Dann hab ich beschlossen das ich sie vielleicht doch mal etwas mehr anpacken muss um ihre Verhaltensmuster zu durchbrechen. Also hab ich meine Sporen angezogen und meine lange Gerte mitgenommen. Schritt war o.k. Trab am langen Zügel auch. Als es dann ans aufnehmen ging, hat sie sich nach einer Runde wieder voll drauf gelegt.
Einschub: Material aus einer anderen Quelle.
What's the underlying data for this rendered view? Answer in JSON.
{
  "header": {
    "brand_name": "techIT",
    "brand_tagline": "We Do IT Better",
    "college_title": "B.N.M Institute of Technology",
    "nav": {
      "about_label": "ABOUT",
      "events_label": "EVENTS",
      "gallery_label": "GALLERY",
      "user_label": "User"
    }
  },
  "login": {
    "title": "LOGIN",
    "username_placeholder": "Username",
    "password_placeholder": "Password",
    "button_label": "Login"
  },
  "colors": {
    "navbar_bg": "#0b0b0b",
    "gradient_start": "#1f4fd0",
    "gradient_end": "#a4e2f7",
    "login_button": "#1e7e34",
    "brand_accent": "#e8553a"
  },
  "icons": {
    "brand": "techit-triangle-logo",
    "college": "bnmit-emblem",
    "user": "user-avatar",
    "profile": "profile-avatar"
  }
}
Ich hab dann dagegen gehalten, sie hat sich aufgerollt (war ja klar) und als sie dann auf den Klaps mit der Gerte nicht reagiert hat, hab ich sie mal mit dem Sporen gepieckst (kennst sie nicht) und sie hat einen entsetzten Satz nach vorne gemacht, war aber weg von der Hand. nach ner halben Runde ohne drauf legen hab ich ihr die Zügel lang gelassen und sie gelobt. Deim nächsten Antraben wieder auf der Hand, aber mit einem Sporen-Piecks war sie wieder weg. Sie hat dann auch weiterhin immer mal wieder versucht sich auf die Hand zu legen, aber dann haben schon der Schenkel gereicht um sie genug nach vorne zu schicken. Und zum Schluss haben wir doch tatsächlich mehr als 3 Runden Trab in korrekter Haltung geschafft. :)

Ich glaub ich war wegen dem Aufrollen einfach zu vorsichtig und wollte sie nicht so dolle ran nehmen.